McLaughlin also said she remains "concerned" about the massive refinery's relationship with the community.
"Chevron has imparted great harm to our community by way of their pollution, their accidents, and frankly their impact on our elections and democracy for decades," McLaughlin said.
Aside from the fire and its aftermath, McLaughlin's 3,500-word speech focused mostly on what she described as a year of "groundbreaking and historic accomplishments."
McLaughlin said the city's public works department performed award-winning work improving Richmond's notoriously craggy streets and sidewalks. Major projects included the opening of the Rosie the Riveter Visitor and Education Center, the near-completion of a six-story BART parking garage downtown, and the Meade Street Bypass Road Project, which links the city's southern shoreline district with the rest of the city.
The bypass is a crucial upgrade in preparation for Lawrence Berkeley National Laboratory Richmond Bay Campus, which is set to start construction in 2017 and is expected to be a catalyst for jobs and economic growth.
McLaughlin said Richmond saw 249 new businesses started in 2012, generating more than 450 new jobs.
McLaughlin also noted continued successes in youth-oriented programs, including job training and youth media startups like Richmond Pulse and programs at the RYSE Youth Center.
Crime reductions also received nods during the address.
"In recent years, we have seen a massive decrease in violent crime," McLaughlin said.
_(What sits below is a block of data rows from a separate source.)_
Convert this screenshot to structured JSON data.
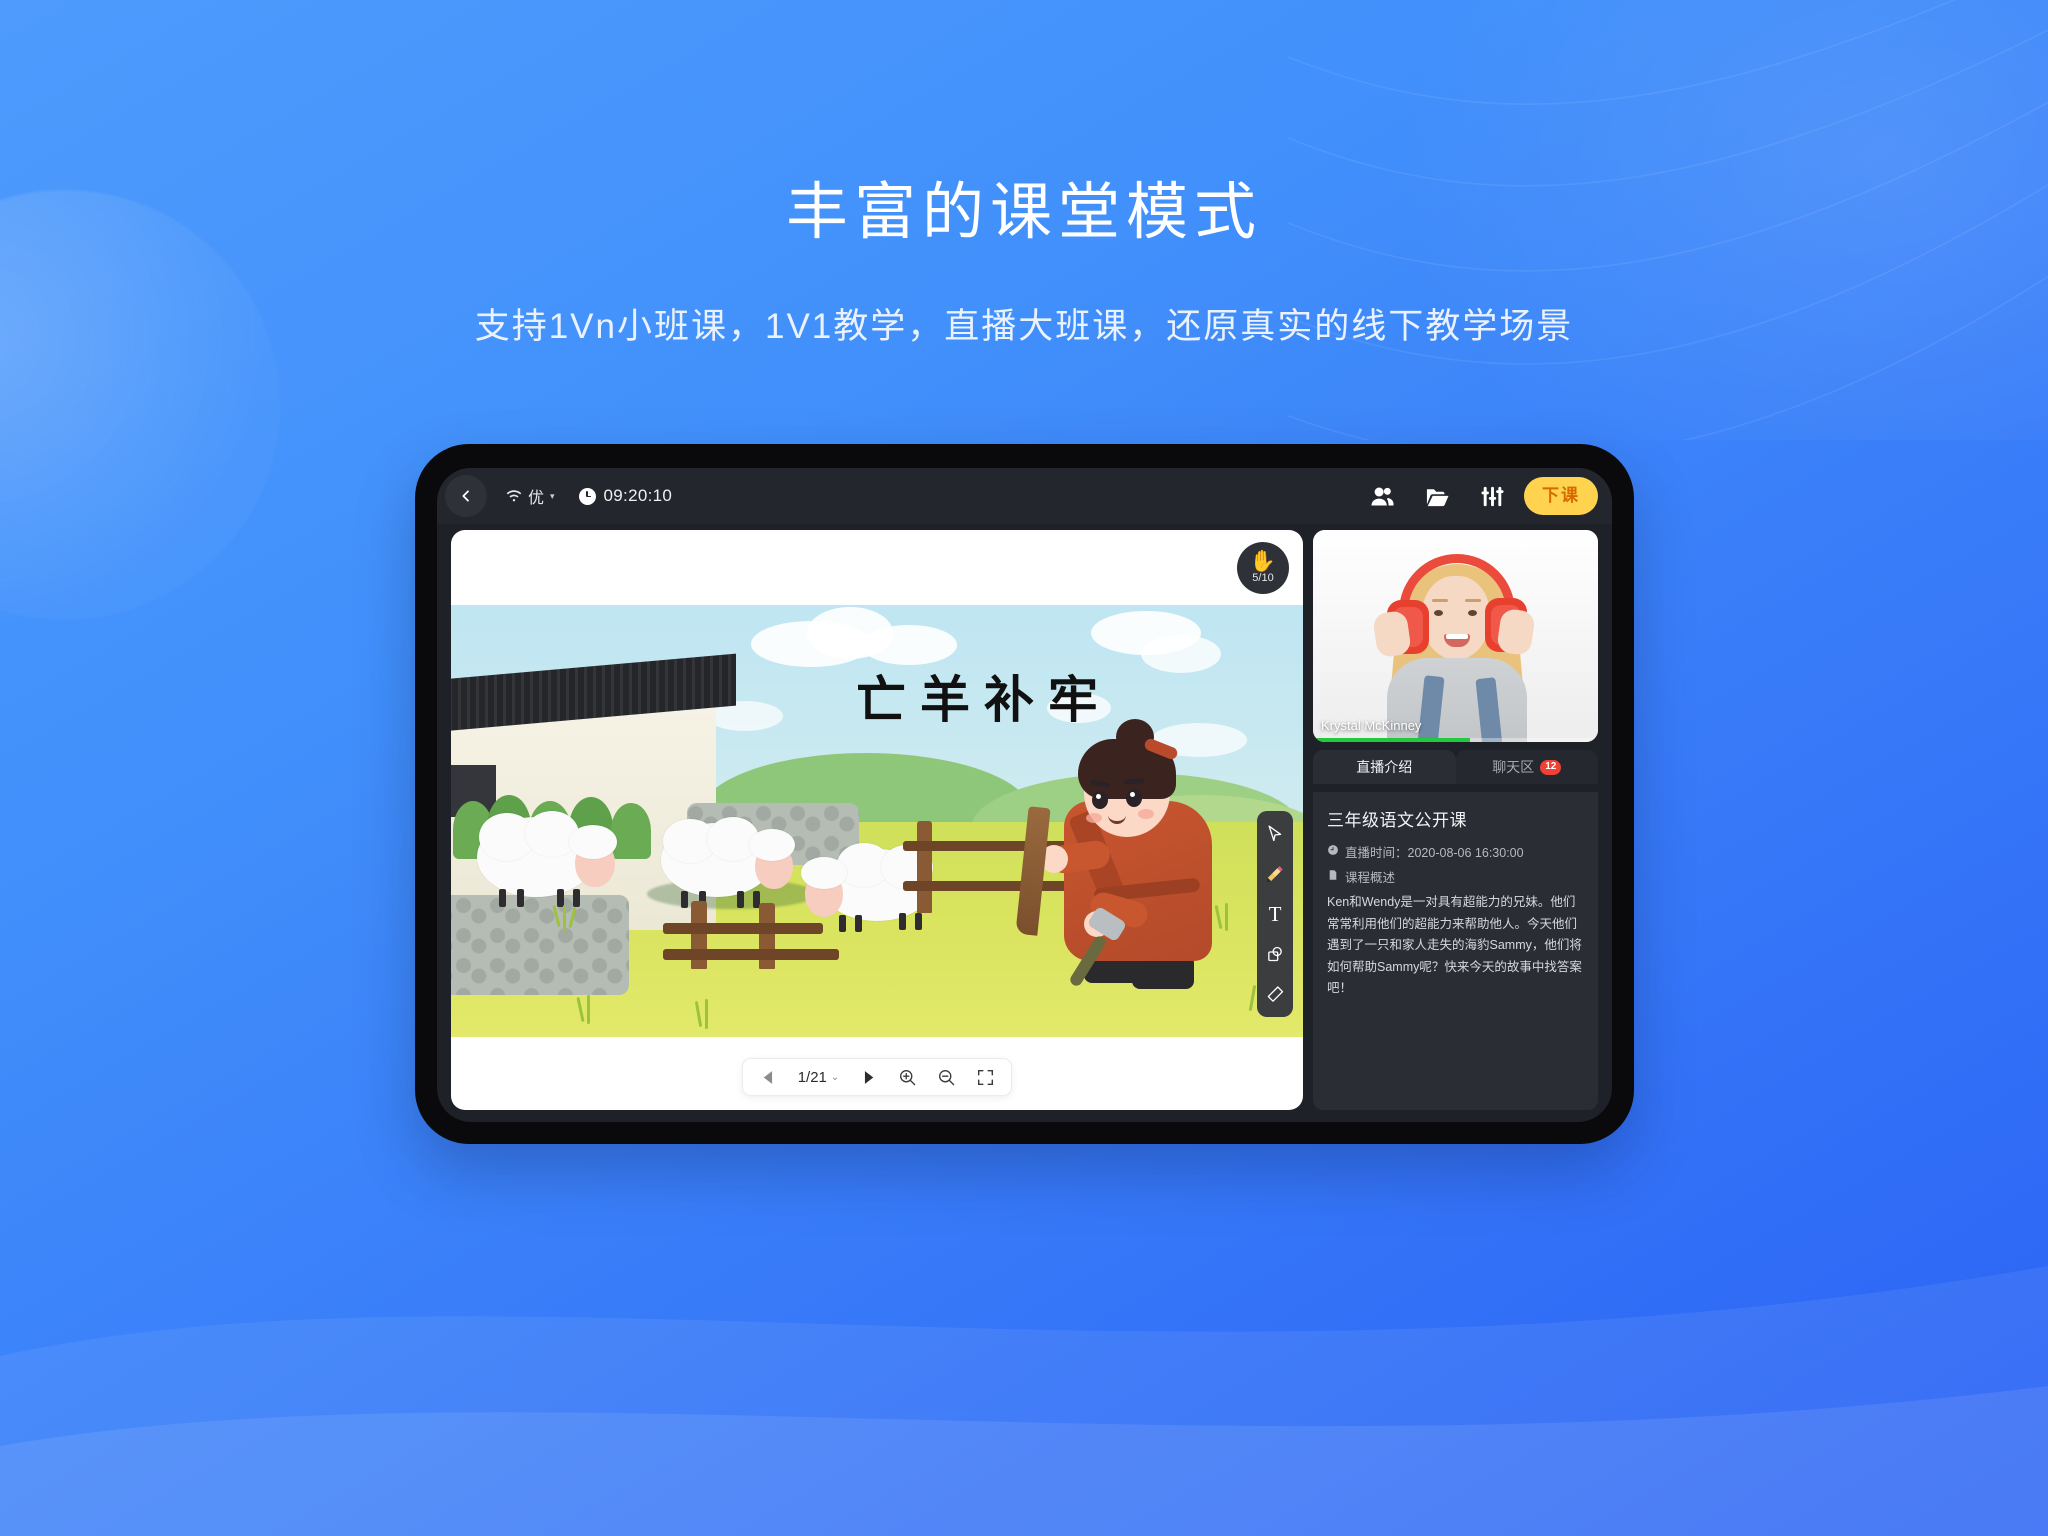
{
  "page": {
    "title": "丰富的课堂模式",
    "subtitle": "支持1Vn小班课，1V1教学，直播大班课，还原真实的线下教学场景",
    "bg_color_top": "#4e9bfd",
    "bg_color_bottom": "#2a62f5"
  },
  "topbar": {
    "back_icon": "chevron-left-icon",
    "network_quality": "优",
    "network_caret": "▾",
    "clock_icon": "clock-icon",
    "time": "09:20:10",
    "icons": [
      {
        "name": "members-icon",
        "label": "成员"
      },
      {
        "name": "folder-icon",
        "label": "课件"
      },
      {
        "name": "settings-sliders-icon",
        "label": "设置"
      }
    ],
    "end_class_label": "下课",
    "end_class_bg": "#ffd34d",
    "end_class_text_color": "#d66a00"
  },
  "stage": {
    "hand_icon": "raise-hand-icon",
    "hand_count": "5/10",
    "slide_title": "亡羊补牢",
    "tools": [
      {
        "name": "cursor-tool",
        "label": "选择"
      },
      {
        "name": "pencil-tool",
        "label": "画笔",
        "active": true
      },
      {
        "name": "text-tool",
        "label": "文字",
        "glyph": "T"
      },
      {
        "name": "shape-tool",
        "label": "图形"
      },
      {
        "name": "eraser-tool",
        "label": "橡皮"
      }
    ],
    "pagebar": {
      "prev_icon": "triangle-left-icon",
      "page_indicator": "1/21",
      "page_caret": "⌄",
      "next_icon": "triangle-right-icon",
      "zoom_in_icon": "zoom-in-icon",
      "zoom_out_icon": "zoom-out-icon",
      "fullscreen_icon": "fullscreen-icon"
    }
  },
  "right_panel": {
    "video": {
      "teacher_name": "Krystal McKinney",
      "progress_percent": 55,
      "progress_color": "#22c93d"
    },
    "tabs": [
      {
        "label": "直播介绍",
        "active": true,
        "badge": null
      },
      {
        "label": "聊天区",
        "active": false,
        "badge": "12"
      }
    ],
    "course": {
      "title": "三年级语文公开课",
      "time_icon": "clock-icon",
      "time_label": "直播时间：",
      "time_value": "2020-08-06 16:30:00",
      "overview_icon": "document-icon",
      "overview_label": "课程概述",
      "description": "Ken和Wendy是一对具有超能力的兄妹。他们常常利用他们的超能力来帮助他人。今天他们遇到了一只和家人走失的海豹Sammy，他们将如何帮助Sammy呢？快来今天的故事中找答案吧！"
    }
  }
}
The city recorded 18 homicides in 2012, continuing a three-year run in which killings have been far lower than the city's average over the last decade, which she credited to the work of local police and grassroots groups.
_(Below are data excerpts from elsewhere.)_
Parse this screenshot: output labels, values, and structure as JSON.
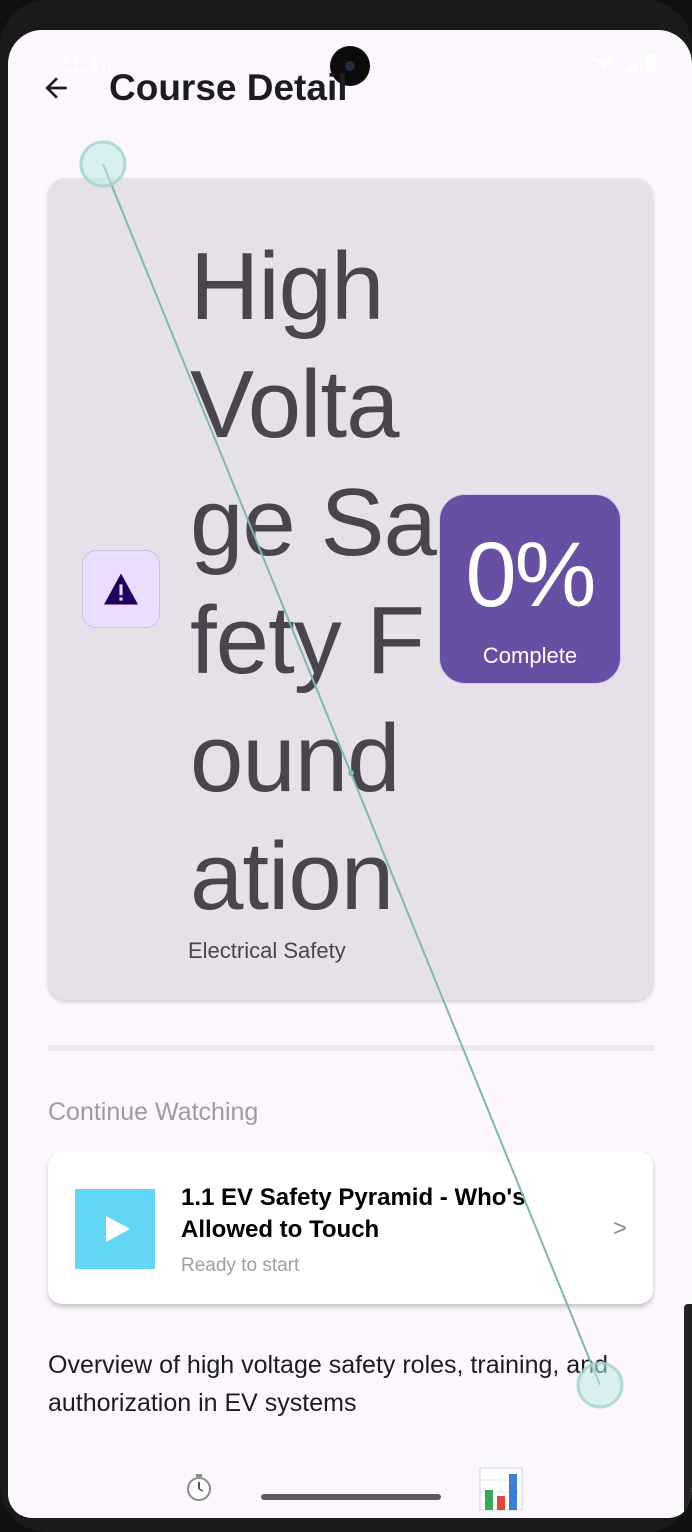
{
  "status_bar": {
    "time": "11:14"
  },
  "top_bar": {
    "title": "Course Detail"
  },
  "course": {
    "title": "High Voltage Safety Foundation",
    "category": "Electrical Safety",
    "icon": "warning-icon",
    "progress": {
      "value": "0%",
      "label": "Complete",
      "fraction": 0
    }
  },
  "continue_section": {
    "title": "Continue Watching",
    "lesson": {
      "title": "1.1 EV Safety Pyramid - Who's Allowed to Touch",
      "status": "Ready to start",
      "chevron": ">"
    }
  },
  "description": "Overview of high voltage safety roles, training, and authorization in EV systems",
  "bottom_nav": {
    "items": [
      "timer-icon",
      "chart-icon"
    ]
  },
  "colors": {
    "primary": "#6750a4",
    "card": "#e6e0e9",
    "thumb": "#62d6f5",
    "background": "#fcf7fd"
  }
}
"We are clearly moving in a very strong downward trend," McLaughlin said, drawing a loud applause from the packed City Council chamber. "All this reflects a collective effort on the part of our community-involved police department, our Office of Neighborhood Safety, many community violence prevention groups and great programs, such as the Ceasefire Program."
McLaughlin mostly steered clear of the continuing discord among political coalitions in the city, particularly the sharp divide on the council between McLaughlin and her Richmond Progressive Alliance allies and Councilmen Nat Bates and Corky Booze, who represent older established interests and business leaders.
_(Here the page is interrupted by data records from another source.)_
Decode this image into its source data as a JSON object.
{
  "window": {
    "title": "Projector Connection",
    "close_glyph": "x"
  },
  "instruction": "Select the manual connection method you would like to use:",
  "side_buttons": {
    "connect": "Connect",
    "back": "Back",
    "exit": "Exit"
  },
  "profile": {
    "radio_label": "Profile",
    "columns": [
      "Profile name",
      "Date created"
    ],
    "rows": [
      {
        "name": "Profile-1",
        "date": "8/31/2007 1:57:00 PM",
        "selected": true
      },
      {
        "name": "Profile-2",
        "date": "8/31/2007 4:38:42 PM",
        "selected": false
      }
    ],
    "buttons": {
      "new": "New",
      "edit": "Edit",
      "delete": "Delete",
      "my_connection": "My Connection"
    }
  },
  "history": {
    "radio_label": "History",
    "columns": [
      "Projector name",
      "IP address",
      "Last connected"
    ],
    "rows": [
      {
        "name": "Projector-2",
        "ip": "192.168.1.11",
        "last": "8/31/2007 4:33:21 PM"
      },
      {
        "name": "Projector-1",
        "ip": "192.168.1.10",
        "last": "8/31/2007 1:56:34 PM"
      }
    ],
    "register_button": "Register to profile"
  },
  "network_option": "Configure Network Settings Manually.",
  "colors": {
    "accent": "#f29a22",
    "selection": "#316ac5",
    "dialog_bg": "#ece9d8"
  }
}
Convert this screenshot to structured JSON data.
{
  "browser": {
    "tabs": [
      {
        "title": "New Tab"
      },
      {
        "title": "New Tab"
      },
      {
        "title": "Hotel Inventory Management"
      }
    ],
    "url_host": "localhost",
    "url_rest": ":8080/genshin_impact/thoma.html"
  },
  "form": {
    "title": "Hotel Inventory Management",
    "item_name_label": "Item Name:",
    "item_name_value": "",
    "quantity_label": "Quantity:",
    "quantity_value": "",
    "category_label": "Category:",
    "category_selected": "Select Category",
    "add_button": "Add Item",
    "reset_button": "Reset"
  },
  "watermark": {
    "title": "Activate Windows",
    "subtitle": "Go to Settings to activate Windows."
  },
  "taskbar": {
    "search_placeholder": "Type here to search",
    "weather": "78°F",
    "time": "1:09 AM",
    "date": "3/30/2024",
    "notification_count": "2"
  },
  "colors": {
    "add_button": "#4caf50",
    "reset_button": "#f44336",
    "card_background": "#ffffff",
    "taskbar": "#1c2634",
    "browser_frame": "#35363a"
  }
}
But she did call for more unity moving forward.
"There is much controversy in the political climate of our city," McLaughlin said. "This controversy should not deter us at all, but only cause us all to look deep at what we want and need."
Minutes before the address, Bates said he had not been given an advance copy of the speech, but that he hoped McLaughlin would focus on the positive.
"We must be more unified, because our city has so much potential," Bates said. "We need leadership to bring us together rather than divide, and I hope (McLaughlin) will focus on that."